Хозяйствовал Клементьич плохо, все как-то не везло ему: то лошаденка подохнет от неизвестной лошадиной болезни, то единственная старенькая коровенка утопнет в болоте, то еще что-нибудь, и в поисках денег он хватался за все — плотничал, столярничал, нанимался на поденщину к богатеям (за семью зайцами гнался), но все одно был голытьба голытьбой, это злило его, и, чтобы успокоиться, забыться на время, хлестал и хлестал бражку, которая всегда мутнела у него в старой ведерной бутыли на кухне.
Как-то осенью — дело было летом двадцать второго года — Клементьич заявил сыну, что намерен женить его на дочке местного богача Вере Глушковой, рослой, статной девке, которая жила с родителями в двухэтажном доме с балконом (единственным на все село) и щеголяла на вечеринках в ярких, дорогих платьях.
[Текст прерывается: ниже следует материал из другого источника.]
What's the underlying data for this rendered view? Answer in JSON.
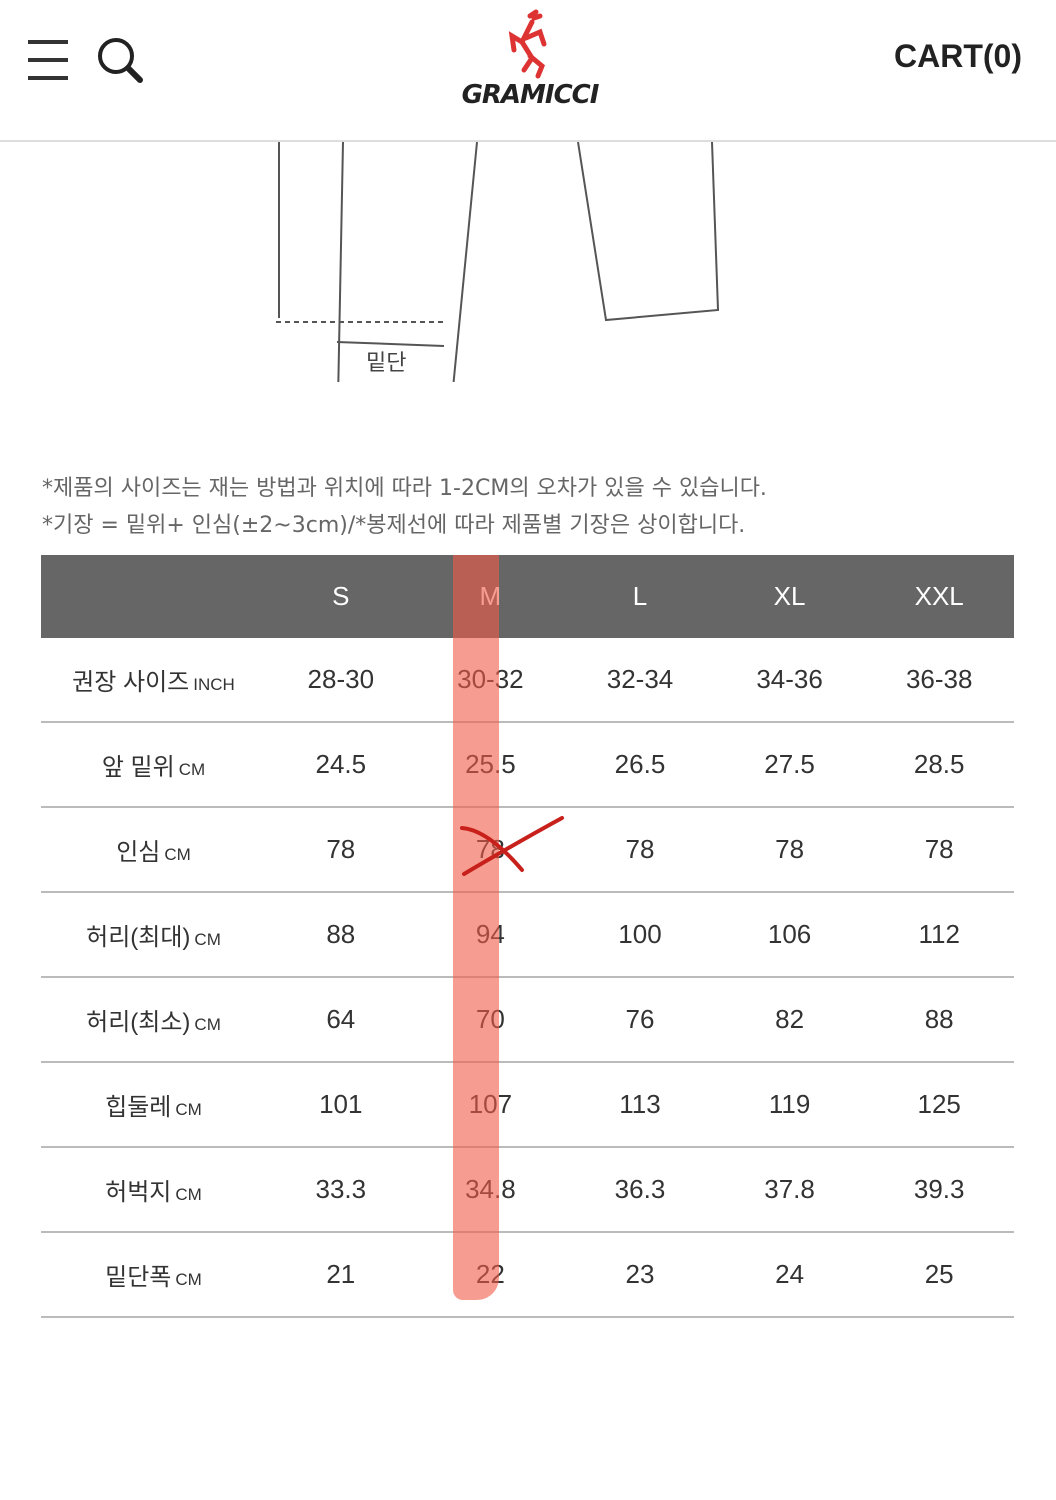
{
  "header": {
    "logo_text": "GRAMICCI",
    "cart_label": "CART(0)",
    "icons": [
      "menu-icon",
      "search-icon"
    ]
  },
  "diagram": {
    "hem_label": "밑단"
  },
  "notes": [
    "*제품의 사이즈는 재는 방법과 위치에 따라 1-2CM의 오차가 있을 수 있습니다.",
    "*기장 = 밑위+ 인심(±2~3cm)/*봉제선에 따라 제품별 기장은 상이합니다."
  ],
  "table": {
    "columns": [
      "",
      "S",
      "M",
      "L",
      "XL",
      "XXL"
    ],
    "rows": [
      {
        "label": "권장 사이즈",
        "unit": "INCH",
        "values": [
          "28-30",
          "30-32",
          "32-34",
          "34-36",
          "36-38"
        ]
      },
      {
        "label": "앞 밑위",
        "unit": "CM",
        "values": [
          "24.5",
          "25.5",
          "26.5",
          "27.5",
          "28.5"
        ]
      },
      {
        "label": "인심",
        "unit": "CM",
        "values": [
          "78",
          "78",
          "78",
          "78",
          "78"
        ]
      },
      {
        "label": "허리(최대)",
        "unit": "CM",
        "values": [
          "88",
          "94",
          "100",
          "106",
          "112"
        ]
      },
      {
        "label": "허리(최소)",
        "unit": "CM",
        "values": [
          "64",
          "70",
          "76",
          "82",
          "88"
        ]
      },
      {
        "label": "힙둘레",
        "unit": "CM",
        "values": [
          "101",
          "107",
          "113",
          "119",
          "125"
        ]
      },
      {
        "label": "허벅지",
        "unit": "CM",
        "values": [
          "33.3",
          "34.8",
          "36.3",
          "37.8",
          "39.3"
        ]
      },
      {
        "label": "밑단폭",
        "unit": "CM",
        "values": [
          "21",
          "22",
          "23",
          "24",
          "25"
        ]
      }
    ]
  },
  "annotation": {
    "highlight_color": "#f05a46",
    "highlighted_column": "M",
    "crossed_cell": "인심 M"
  }
}
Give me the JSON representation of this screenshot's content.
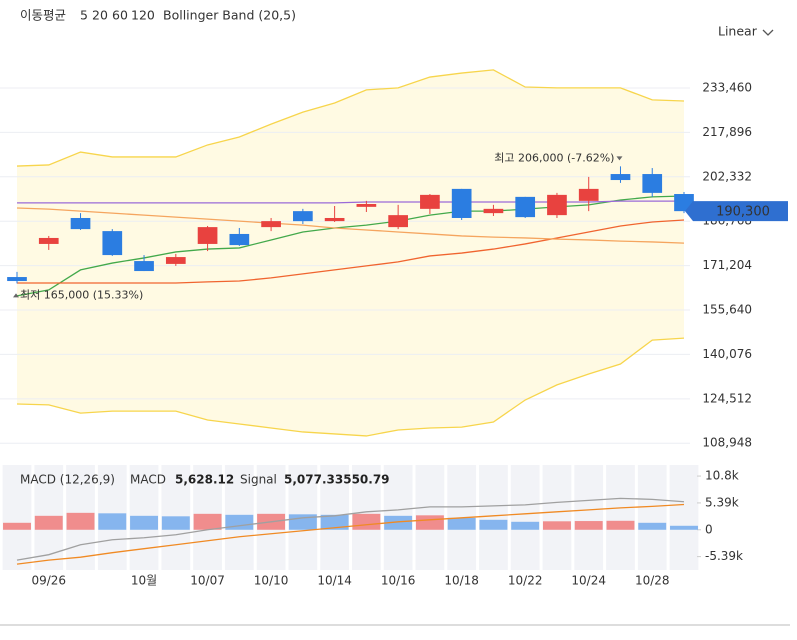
{
  "chart_data": [
    {
      "type": "candlestick",
      "legend_title": "이동평균",
      "scale": "Linear",
      "categories": [
        null,
        "09/26",
        null,
        null,
        "10월",
        null,
        "10/07",
        null,
        "10/10",
        null,
        "10/14",
        null,
        "10/16",
        null,
        "10/18",
        null,
        "10/22",
        null,
        "10/24",
        null,
        "10/28",
        null
      ],
      "open": [
        167200,
        178800,
        187900,
        183300,
        172800,
        171800,
        178800,
        182300,
        184700,
        190300,
        186800,
        191800,
        184700,
        191100,
        198100,
        189600,
        195300,
        188900,
        193900,
        203300,
        203300,
        196300
      ],
      "high": [
        169000,
        181600,
        189600,
        184000,
        174900,
        175300,
        185100,
        184400,
        187900,
        191100,
        192100,
        193900,
        192500,
        196300,
        198100,
        192500,
        195300,
        196700,
        202300,
        206000,
        205400,
        197000
      ],
      "low": [
        165000,
        176700,
        183700,
        174600,
        169300,
        171100,
        176300,
        178100,
        183300,
        185800,
        186500,
        190000,
        184000,
        189300,
        187200,
        188600,
        187900,
        187900,
        190300,
        200200,
        195300,
        189600
      ],
      "close": [
        165800,
        180900,
        184000,
        174900,
        169300,
        174200,
        184700,
        178400,
        186800,
        186800,
        187900,
        192800,
        188900,
        196000,
        187900,
        191100,
        188200,
        196000,
        198100,
        201200,
        196700,
        190300
      ],
      "up_color": "#e8423f",
      "down_color": "#2b7de1",
      "ylim": [
        105875,
        246780
      ],
      "yticks": [
        {
          "value": 108948,
          "label": "108,948"
        },
        {
          "value": 124512,
          "label": "124,512"
        },
        {
          "value": 140076,
          "label": "140,076"
        },
        {
          "value": 155640,
          "label": "155,640"
        },
        {
          "value": 171204,
          "label": "171,204"
        },
        {
          "value": 186768,
          "label": "186,768"
        },
        {
          "value": 202332,
          "label": "202,332"
        },
        {
          "value": 217896,
          "label": "217,896"
        },
        {
          "value": 233460,
          "label": "233,460"
        }
      ],
      "grid": true,
      "overlays": [
        {
          "name": "5",
          "color": "#43a94b",
          "values": [
            160600,
            162700,
            169700,
            172100,
            173900,
            176000,
            177000,
            177400,
            180200,
            183000,
            184400,
            185400,
            186800,
            188900,
            190300,
            190300,
            191000,
            191800,
            192500,
            194200,
            195300,
            195600
          ]
        },
        {
          "name": "20",
          "color": "#f0642f",
          "values": [
            165100,
            165100,
            165100,
            165100,
            165100,
            165100,
            165500,
            165800,
            166900,
            168300,
            169700,
            171100,
            172500,
            174600,
            175600,
            177000,
            178800,
            180900,
            183000,
            185100,
            186500,
            187200
          ]
        },
        {
          "name": "60",
          "color": "#f5a55f",
          "values": [
            191400,
            191000,
            190300,
            189600,
            188900,
            188200,
            187500,
            186800,
            186100,
            185400,
            184400,
            183700,
            183000,
            182300,
            181600,
            181200,
            180900,
            180500,
            180200,
            179800,
            179500,
            179100
          ]
        },
        {
          "name": "120",
          "color": "#9a6ad8",
          "values": [
            193200,
            193200,
            193200,
            193200,
            193200,
            193200,
            193200,
            193200,
            193200,
            193200,
            193200,
            193500,
            193500,
            193500,
            193500,
            193500,
            193500,
            193500,
            193500,
            193800,
            193800,
            193800
          ]
        }
      ],
      "band": {
        "name": "Bollinger Band (20,5)",
        "color": "#f7d54c",
        "fill": "#fffae3",
        "upper": [
          206100,
          206500,
          211000,
          209300,
          209300,
          209300,
          213500,
          216300,
          220800,
          225000,
          228200,
          232800,
          233500,
          237300,
          238700,
          239800,
          233800,
          233500,
          233500,
          233500,
          229300,
          228900
        ],
        "lower": [
          122700,
          122400,
          119500,
          120200,
          120200,
          120200,
          117100,
          115700,
          114300,
          112900,
          112200,
          111500,
          113600,
          114300,
          114600,
          116400,
          124100,
          129400,
          133200,
          136700,
          145100,
          145800
        ]
      },
      "annotations": [
        {
          "text": "최고 206,000 (-7.62%)",
          "value": 206000,
          "kind": "high"
        },
        {
          "text": "최저 165,000 (15.33%)",
          "value": 165000,
          "kind": "low"
        }
      ],
      "last_price": {
        "value": 190300,
        "label": "190,300",
        "color": "#2f6fd0"
      }
    },
    {
      "type": "macd",
      "title": "MACD (12,26,9)",
      "series": [
        {
          "name": "MACD",
          "color": "#a0a0a0",
          "value_label": "5,628.12",
          "values": [
            -6100,
            -5000,
            -3000,
            -2000,
            -1600,
            -1000,
            0,
            800,
            1600,
            2400,
            2800,
            3600,
            4000,
            4600,
            4600,
            4800,
            5000,
            5500,
            5900,
            6300,
            6100,
            5628.12
          ]
        },
        {
          "name": "Signal",
          "color": "#f08a24",
          "value_label": "5,077.33550.79",
          "values": [
            -6900,
            -6100,
            -5500,
            -4600,
            -3800,
            -3000,
            -2200,
            -1400,
            -800,
            -200,
            400,
            1000,
            1600,
            2000,
            2400,
            2800,
            3200,
            3600,
            4000,
            4400,
            4700,
            5077.3355
          ]
        }
      ],
      "histogram": {
        "up_color": "#f08d8d",
        "down_color": "#86b5ee",
        "values": [
          1400,
          2800,
          3400,
          3300,
          2800,
          2700,
          3200,
          3000,
          3200,
          3100,
          3000,
          3200,
          2800,
          2900,
          2400,
          2000,
          1600,
          1700,
          1750,
          1800,
          1400,
          800
        ]
      },
      "ylim": [
        -8075,
        13000
      ],
      "yticks": [
        {
          "value": -5390,
          "label": "-5.39k"
        },
        0,
        {
          "value": 5390,
          "label": "5.39k"
        },
        {
          "value": 10780,
          "label": "10.8k"
        }
      ]
    }
  ]
}
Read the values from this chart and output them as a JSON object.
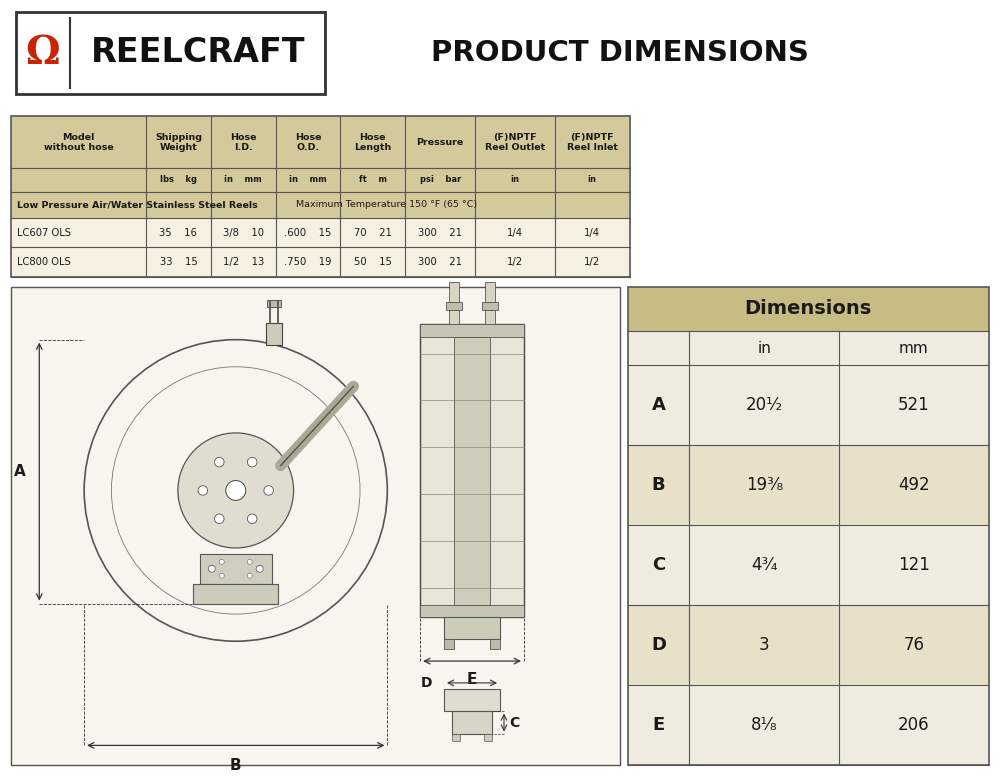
{
  "title_reelcraft": "REELCRAFT",
  "title_product": "PRODUCT DIMENSIONS",
  "bg_color": "#ffffff",
  "header_bg": "#d4c99a",
  "row_bg_light": "#f5f0e0",
  "dim_header_bg": "#c8bc85",
  "dim_row_alt1": "#f0ebe0",
  "dim_row_alt2": "#e8e0c8",
  "dimensions_title": "Dimensions",
  "dim_col_headers": [
    "",
    "in",
    "mm"
  ],
  "dim_rows": [
    [
      "A",
      "20¹⁄₂",
      "521"
    ],
    [
      "B",
      "19³⁄₈",
      "492"
    ],
    [
      "C",
      "4³⁄₄",
      "121"
    ],
    [
      "D",
      "3",
      "76"
    ],
    [
      "E",
      "8¹⁄₈",
      "206"
    ]
  ],
  "omega_color": "#cc2200",
  "border_color": "#555555",
  "text_dark": "#1a1a1a",
  "line_color": "#333333"
}
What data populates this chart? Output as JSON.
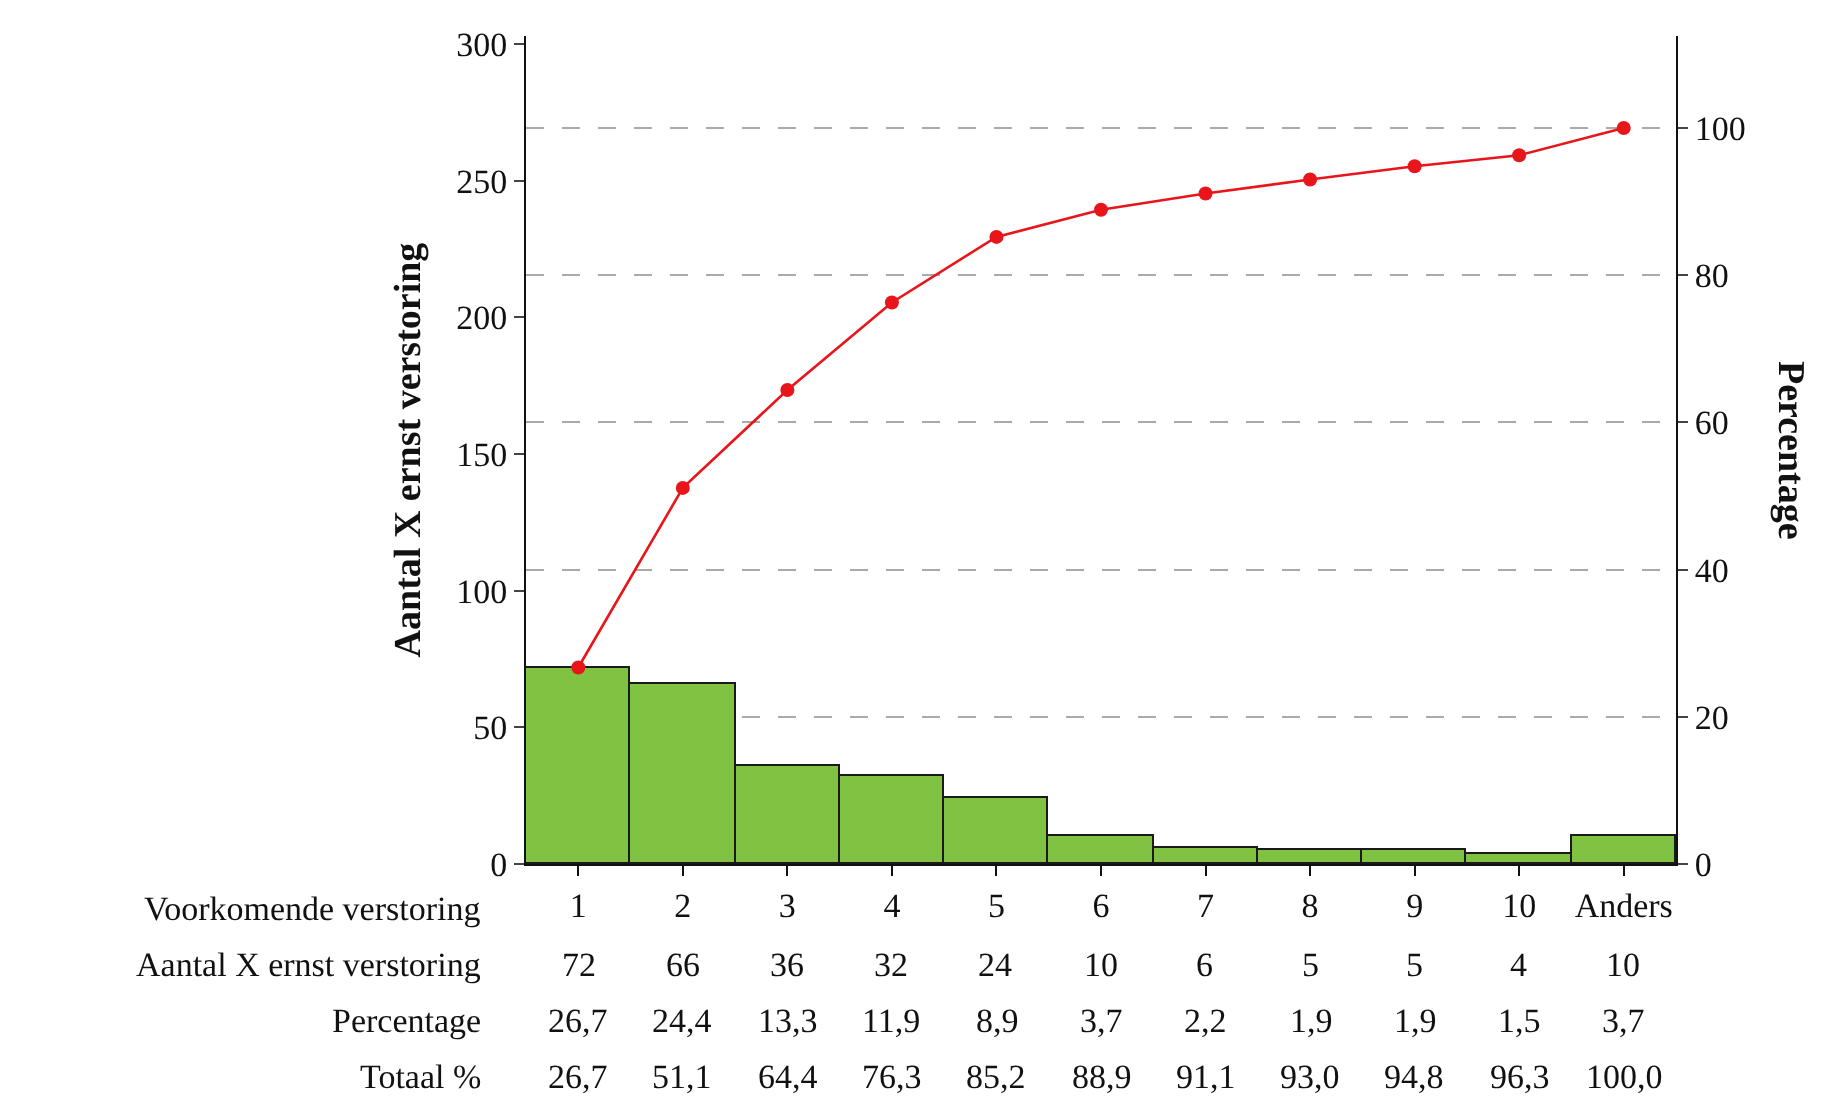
{
  "chart_data": {
    "type": "bar",
    "xlabel": "Voorkomende verstoring",
    "ylabel": "Aantal X ernst verstoring",
    "y2label": "Percentage",
    "categories": [
      "1",
      "2",
      "3",
      "4",
      "5",
      "6",
      "7",
      "8",
      "9",
      "10",
      "Anders"
    ],
    "series": [
      {
        "name": "Aantal X ernst verstoring",
        "color": "#80c342",
        "values": [
          72,
          66,
          36,
          32,
          24,
          10,
          6,
          5,
          5,
          4,
          10
        ]
      },
      {
        "type": "line",
        "axis": "y2",
        "color": "#e8151b",
        "marker": "circle",
        "values": [
          26.7,
          51.1,
          64.4,
          76.3,
          85.2,
          88.9,
          91.1,
          93.0,
          94.8,
          96.3,
          100.0
        ],
        "value_labels": [
          "26,7",
          "51,1",
          "64,4",
          "76,3",
          "85,2",
          "88,9",
          "91,1",
          "93,0",
          "94,8",
          "96,3",
          "100,0"
        ]
      }
    ],
    "annotations": [
      "Percentage",
      "26,7",
      "24,4",
      "13,3",
      "11,9",
      "8,9",
      "3,7",
      "2,2",
      "1,9",
      "1,9",
      "1,5",
      "3,7",
      "Totaal %"
    ],
    "data_labels": true,
    "ylim": [
      0,
      303
    ],
    "yticks": [
      0,
      50,
      100,
      150,
      200,
      250,
      300
    ],
    "y2lim": [
      0,
      112.5
    ],
    "y2ticks": [
      0,
      20,
      40,
      60,
      80,
      100
    ],
    "grid": true,
    "legend": false
  }
}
Надо сказать, что многие девки поглядывали на Николая, был он в молодости хорош собой: строен, чубат, с немолодой притягательной печалью в глазах, и Вера тоже вроде бы поглядывала, но казалось ему, что уж старик Глушков подберет для дочки кого-нибудь побогаче. О Вере вообще как-то не думалось. И вот сейчас Клементьич твердил:
— Мы договорилися. И Верка не будет против. Так что ты тае… Радуйся, ядрена палка. Така невеста!
Когда Николай сказал, что у него есть Маша и уж если жениться, то жениться на ней, отец поднес к его носу кулак:
— А эту Машу видел? Видел, я тя спрашиваю?! Дурак ты этакий. Да у твоей Машки ни одного доброго платьишка нетука. А тятя ее и в ус не дует. У нее же никакого приданого.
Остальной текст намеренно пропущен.